In July 2024, a new anti-smoking bill was introduced by the South African administration (the Second Cabinet of Cyril Ramaphosa). Its overall aim is to align South African law with World Health Organization obligations, and to modernize regulations, so that they can deal with emerging means of tobacco use, like e-cigarettes.

In May 2025, the South African government and representatives from labor, business, and communities at the National Economic Development and Labour Council (NEDLAC) - a child agency of the Department of Employment and Labour, announced that they wanted to add another punishable offence: the sale of tobacco products at discounted prices.

During consultations relating to the bill, the business community proposed allowing vapes to be used in designated areas (set at a maximum of 25% of the space of a venue).

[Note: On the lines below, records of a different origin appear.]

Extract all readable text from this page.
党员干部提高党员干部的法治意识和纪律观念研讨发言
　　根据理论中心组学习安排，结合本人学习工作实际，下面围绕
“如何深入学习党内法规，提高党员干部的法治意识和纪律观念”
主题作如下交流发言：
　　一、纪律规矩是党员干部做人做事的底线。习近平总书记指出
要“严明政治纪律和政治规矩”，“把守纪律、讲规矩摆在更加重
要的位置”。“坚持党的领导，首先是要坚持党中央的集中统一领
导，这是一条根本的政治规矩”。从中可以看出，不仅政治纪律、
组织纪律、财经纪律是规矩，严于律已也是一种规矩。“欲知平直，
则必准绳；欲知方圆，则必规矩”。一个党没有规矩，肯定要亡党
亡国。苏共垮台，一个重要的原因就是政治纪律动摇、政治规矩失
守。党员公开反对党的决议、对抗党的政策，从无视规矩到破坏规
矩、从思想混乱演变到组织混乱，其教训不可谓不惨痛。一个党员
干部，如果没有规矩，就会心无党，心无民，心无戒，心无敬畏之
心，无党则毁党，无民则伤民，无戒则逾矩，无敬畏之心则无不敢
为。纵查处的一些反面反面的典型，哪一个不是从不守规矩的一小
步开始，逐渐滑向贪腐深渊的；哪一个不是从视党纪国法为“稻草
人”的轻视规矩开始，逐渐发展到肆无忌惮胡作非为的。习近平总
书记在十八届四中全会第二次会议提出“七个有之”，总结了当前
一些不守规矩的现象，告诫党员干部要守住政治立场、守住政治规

However, the proposal failed, with government, labor, and community representatives finding that second-hand vape emissions are harmful, and the bill aims to eliminate all designated smoking areas in business establishments, to protect public health.

As of September 2025, the Tobacco Products and Electronic Delivery Systems Control Bill was still pending enactment. South African tobacco industry stalwarts, such as British American Tobacco South Africa and Philip Morris, lobbied for separate, less stringent legislation for e-cigarettes (vapes). However, the bill has remained in its original form and will close gaps in health regulations between cigarettes and vapes.

===Health warnings===

South African cigarette manufacturers are mandated to display prominent health warnings on the packaging of their products, with the aim of dissuading smokers from using them. The country also has legislation preventing tobacco companies from using deceptive terms to market their products.

80% of South African adults, as of 2021, had noticed tobacco health warnings on cigarette packaging.

==Other measures==

As part of its effort to reduce tobacco use, the Government of South Africa established a national agency for tobacco control. The government also launched a free helpline (011 720 3145) for individuals seeking assistance with quitting smoking.

== Public health recommendations ==

Considerable effort has already been undertaken by the South African government, including through public health campaigns, to reduce tobacco use among the general public. And, significant progress has been made in this regard since the 1990s.

The 2021 Global Adult Tobacco Survey's South Africa Report, released by the country's Department of Health, recommended numerous measures for reducing tobacco use in South Africa.